Darwiche, W, Bejan-Angoulvant, T, Angoulvant, D, Babuty, D, Fauchier, L
Thrombosis and haemostasis. 2016;(6):1150-1158
Abstract
The safety of dabigatran versus adjusted-dose vitamin K antagonist (VKA) treatment is the subject of debate. We evaluated the risk of myocardial infarction (MI) or mortality in patients with atrial fibrillation (AF) treated in clinical practice with dabigatran or a VKA. We performed a meta-analysis of observational studies that included an adjusted or matched analysis and reported MI, or death in AF patients treated with dabigatran or a VKA. Ten published analyses met the inclusion criteria. Of the 539,559 patients, 17,365 (3 %) patients were on dabigatran 110 mg twice daily (bid), 150,948 (28 %) were on dabigatran 150 mg bid, and 371,246 (69 %) were on VKA. Adjusted risk for MI versus VKA was 0.71 (0.47-1.07; p=0.10) in patients starting oral anticoagulant (OAC) treatment with dabigatran 110 mg, 0.82 (0.71-0.96; p=0.01) in patients starting dabigatran 150 mg, 1.40 (1.04-1.88; p=0.03) in patients switching OAC treatment to dabigatran 110 mg, and 1.28 (0.88-1.87; p=0.19) in patients switching OAC treatment to dabigatran 150 mg, with statistical homogeneity in each subgroup.

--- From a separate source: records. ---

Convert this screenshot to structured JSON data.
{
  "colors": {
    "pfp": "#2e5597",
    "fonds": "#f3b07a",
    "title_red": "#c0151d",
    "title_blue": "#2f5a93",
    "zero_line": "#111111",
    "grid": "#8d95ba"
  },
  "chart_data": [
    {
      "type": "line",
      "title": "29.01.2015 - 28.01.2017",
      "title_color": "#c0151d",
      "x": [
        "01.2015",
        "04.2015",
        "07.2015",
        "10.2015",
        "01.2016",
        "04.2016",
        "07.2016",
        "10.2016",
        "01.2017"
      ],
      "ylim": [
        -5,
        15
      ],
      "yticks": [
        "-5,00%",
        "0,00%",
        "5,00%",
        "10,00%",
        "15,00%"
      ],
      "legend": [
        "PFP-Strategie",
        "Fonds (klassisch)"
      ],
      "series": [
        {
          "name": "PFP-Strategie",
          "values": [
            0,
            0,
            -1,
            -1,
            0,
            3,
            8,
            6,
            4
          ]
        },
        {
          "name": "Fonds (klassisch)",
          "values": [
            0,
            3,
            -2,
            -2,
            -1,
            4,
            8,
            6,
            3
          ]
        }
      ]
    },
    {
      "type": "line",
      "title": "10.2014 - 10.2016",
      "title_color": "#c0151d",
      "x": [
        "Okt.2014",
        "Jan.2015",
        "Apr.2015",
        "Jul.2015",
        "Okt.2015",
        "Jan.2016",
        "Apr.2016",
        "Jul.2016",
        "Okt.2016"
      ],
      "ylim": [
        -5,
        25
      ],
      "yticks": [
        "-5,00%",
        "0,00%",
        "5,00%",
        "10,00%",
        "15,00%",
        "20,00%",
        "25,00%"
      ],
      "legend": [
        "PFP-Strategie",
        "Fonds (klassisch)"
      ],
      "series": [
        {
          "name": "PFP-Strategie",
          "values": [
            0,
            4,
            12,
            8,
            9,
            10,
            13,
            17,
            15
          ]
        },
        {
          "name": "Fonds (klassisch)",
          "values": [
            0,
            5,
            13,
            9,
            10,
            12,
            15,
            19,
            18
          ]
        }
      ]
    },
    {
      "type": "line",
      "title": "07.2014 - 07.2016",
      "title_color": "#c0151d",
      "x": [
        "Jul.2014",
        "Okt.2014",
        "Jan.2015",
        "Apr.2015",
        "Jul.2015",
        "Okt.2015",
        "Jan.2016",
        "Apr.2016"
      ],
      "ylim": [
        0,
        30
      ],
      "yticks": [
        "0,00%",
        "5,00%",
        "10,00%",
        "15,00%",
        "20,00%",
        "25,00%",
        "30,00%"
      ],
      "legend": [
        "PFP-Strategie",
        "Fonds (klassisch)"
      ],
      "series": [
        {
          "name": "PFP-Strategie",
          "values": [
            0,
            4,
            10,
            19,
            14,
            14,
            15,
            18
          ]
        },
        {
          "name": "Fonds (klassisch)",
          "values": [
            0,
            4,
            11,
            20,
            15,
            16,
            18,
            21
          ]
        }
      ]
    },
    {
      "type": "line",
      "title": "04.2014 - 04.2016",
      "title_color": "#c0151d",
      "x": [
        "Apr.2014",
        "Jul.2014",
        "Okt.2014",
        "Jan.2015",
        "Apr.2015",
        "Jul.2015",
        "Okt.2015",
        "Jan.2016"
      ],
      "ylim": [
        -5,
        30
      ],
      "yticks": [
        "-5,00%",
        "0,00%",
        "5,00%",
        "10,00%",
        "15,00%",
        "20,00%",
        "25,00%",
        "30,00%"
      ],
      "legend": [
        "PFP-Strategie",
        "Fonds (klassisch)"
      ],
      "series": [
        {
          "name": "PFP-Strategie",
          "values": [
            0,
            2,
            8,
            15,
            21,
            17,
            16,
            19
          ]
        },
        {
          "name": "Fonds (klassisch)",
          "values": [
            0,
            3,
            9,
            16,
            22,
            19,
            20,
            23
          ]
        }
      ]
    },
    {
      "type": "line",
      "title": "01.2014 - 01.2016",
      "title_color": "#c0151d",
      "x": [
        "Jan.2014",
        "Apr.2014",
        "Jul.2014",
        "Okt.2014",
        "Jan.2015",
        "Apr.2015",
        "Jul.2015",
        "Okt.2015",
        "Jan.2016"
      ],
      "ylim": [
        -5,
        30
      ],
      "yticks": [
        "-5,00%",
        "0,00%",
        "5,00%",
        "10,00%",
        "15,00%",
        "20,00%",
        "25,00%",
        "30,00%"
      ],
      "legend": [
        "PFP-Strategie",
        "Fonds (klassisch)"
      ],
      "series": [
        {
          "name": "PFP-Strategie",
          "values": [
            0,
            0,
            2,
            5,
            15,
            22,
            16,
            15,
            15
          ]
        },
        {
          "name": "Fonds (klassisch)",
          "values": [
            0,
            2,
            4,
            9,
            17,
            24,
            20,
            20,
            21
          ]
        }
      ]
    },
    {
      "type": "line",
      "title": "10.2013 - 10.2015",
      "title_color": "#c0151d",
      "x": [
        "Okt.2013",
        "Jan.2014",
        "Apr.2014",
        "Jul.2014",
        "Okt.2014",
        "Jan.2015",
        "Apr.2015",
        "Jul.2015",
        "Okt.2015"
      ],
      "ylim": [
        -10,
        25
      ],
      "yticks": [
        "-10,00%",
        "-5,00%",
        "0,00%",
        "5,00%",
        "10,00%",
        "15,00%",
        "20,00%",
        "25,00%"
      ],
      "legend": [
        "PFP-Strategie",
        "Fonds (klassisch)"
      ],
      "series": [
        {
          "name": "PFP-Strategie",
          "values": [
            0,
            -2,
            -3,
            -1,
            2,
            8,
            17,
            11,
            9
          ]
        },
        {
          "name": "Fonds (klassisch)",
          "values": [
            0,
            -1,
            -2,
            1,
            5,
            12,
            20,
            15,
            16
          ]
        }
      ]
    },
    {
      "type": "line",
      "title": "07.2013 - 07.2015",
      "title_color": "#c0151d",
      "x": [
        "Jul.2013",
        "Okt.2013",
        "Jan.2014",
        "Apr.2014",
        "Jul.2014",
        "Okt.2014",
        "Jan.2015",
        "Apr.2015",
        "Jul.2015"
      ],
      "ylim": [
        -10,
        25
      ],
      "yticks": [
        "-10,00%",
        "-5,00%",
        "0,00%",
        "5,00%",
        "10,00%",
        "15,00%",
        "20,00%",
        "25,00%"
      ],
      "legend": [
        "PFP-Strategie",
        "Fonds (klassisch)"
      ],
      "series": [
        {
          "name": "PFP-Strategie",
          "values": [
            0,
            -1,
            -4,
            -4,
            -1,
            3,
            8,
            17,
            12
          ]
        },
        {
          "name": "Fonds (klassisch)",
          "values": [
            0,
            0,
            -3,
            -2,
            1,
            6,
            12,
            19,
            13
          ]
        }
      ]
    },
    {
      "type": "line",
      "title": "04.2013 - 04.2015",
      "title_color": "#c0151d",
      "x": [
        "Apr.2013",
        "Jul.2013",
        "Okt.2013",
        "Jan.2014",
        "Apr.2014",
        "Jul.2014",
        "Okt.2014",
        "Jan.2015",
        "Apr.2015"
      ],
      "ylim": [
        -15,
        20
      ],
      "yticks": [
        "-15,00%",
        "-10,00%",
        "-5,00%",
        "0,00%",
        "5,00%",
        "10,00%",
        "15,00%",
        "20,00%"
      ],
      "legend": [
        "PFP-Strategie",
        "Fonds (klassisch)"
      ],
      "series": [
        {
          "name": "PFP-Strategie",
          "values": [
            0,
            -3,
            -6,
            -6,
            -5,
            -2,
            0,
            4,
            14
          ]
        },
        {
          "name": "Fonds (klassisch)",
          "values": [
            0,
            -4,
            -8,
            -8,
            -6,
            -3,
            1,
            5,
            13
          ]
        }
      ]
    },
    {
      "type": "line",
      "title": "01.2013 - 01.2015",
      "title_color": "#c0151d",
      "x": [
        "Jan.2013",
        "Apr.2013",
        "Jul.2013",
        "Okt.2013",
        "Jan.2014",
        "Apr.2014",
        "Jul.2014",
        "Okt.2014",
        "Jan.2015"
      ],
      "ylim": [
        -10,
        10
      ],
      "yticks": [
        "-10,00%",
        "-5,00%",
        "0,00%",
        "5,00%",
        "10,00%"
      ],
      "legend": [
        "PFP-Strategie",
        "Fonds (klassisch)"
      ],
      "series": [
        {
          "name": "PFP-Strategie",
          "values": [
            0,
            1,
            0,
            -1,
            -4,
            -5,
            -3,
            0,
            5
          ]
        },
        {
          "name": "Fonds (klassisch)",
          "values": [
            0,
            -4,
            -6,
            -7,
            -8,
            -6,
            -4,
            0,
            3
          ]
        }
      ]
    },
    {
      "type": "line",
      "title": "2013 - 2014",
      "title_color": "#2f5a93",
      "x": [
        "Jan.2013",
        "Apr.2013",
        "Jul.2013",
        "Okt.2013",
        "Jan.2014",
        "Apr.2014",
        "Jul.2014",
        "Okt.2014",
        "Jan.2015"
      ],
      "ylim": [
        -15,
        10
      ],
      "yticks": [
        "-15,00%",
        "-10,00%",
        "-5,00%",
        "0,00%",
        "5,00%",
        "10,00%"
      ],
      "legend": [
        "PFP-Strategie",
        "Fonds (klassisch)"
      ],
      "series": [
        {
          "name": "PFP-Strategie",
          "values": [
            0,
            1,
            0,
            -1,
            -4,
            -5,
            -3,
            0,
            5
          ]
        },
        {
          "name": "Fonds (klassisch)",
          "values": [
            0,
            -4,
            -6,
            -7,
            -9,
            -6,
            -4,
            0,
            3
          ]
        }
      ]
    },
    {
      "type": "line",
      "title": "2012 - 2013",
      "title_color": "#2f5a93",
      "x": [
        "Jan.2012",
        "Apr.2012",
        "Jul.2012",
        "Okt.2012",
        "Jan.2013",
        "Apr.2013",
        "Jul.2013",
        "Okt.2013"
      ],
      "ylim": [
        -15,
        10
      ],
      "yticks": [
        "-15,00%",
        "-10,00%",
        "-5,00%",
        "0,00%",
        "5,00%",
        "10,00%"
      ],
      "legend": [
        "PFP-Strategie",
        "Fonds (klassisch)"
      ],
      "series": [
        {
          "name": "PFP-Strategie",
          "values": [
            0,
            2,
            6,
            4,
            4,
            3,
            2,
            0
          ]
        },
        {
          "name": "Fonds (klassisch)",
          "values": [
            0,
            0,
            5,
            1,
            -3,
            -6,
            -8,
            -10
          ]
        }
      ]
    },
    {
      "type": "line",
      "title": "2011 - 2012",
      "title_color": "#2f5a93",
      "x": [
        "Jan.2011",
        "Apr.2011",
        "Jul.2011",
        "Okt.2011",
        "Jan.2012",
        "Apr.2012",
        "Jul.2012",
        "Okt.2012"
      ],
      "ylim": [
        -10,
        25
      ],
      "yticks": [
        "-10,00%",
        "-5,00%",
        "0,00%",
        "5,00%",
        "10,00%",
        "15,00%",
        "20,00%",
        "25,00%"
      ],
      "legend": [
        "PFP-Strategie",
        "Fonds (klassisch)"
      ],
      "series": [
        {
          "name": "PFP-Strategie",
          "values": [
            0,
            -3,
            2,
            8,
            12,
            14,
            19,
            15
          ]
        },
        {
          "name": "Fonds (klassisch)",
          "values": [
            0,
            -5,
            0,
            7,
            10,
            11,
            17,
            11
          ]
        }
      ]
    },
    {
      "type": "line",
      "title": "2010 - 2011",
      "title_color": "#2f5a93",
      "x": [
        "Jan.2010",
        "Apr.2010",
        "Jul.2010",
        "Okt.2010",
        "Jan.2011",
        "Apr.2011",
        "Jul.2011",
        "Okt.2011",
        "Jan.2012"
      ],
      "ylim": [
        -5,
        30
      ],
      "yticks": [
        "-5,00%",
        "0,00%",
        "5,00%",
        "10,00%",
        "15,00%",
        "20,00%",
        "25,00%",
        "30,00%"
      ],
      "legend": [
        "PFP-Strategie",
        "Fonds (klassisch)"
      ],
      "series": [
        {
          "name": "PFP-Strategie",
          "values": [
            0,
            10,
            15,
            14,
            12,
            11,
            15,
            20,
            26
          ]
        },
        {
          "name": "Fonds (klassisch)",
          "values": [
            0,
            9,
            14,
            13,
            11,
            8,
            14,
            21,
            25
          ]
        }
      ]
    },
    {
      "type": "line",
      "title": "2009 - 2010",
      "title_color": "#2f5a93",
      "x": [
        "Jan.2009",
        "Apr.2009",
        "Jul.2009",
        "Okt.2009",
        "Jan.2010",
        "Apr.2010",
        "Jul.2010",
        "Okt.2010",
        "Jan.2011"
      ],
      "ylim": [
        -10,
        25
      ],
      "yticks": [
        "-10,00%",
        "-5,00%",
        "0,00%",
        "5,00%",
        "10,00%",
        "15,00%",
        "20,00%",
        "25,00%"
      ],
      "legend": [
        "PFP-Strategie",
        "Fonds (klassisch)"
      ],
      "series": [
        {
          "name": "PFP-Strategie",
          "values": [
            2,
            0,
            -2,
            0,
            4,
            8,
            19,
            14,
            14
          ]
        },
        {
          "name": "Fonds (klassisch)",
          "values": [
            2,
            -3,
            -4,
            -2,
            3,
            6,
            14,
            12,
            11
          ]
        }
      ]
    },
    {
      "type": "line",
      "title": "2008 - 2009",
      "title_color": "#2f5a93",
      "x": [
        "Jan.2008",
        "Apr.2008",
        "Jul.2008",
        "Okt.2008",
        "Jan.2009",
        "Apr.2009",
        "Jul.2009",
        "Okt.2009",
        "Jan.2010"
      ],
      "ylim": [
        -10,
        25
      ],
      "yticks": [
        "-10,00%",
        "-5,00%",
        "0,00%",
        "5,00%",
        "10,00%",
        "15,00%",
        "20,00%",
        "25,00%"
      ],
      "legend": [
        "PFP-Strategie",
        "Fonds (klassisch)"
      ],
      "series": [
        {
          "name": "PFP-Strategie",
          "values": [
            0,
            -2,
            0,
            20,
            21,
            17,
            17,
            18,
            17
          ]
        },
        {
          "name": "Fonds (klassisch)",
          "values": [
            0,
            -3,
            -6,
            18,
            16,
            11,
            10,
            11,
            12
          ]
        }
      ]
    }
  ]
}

Risk of death was consistently lower in patients treated with dabigatran 110 mg (HR 0.79; 0.65-0.96; p=0.02) or 150 mg (HR 0.65; 0.57-0.73; p<0.00001) versus VKA. In conclusion, dabigatran use, as currently prescribed in routine practice for AF patients, was associated with a lower risk of MI in OAC-naïve patients treated with dabigatran 150 mg compared with VKA, and a higher risk of MI in patients switching from VKA to dabigatran 110 mg. Risk of death was lower in AF patients treated with either dose of dabigatran versus VKA.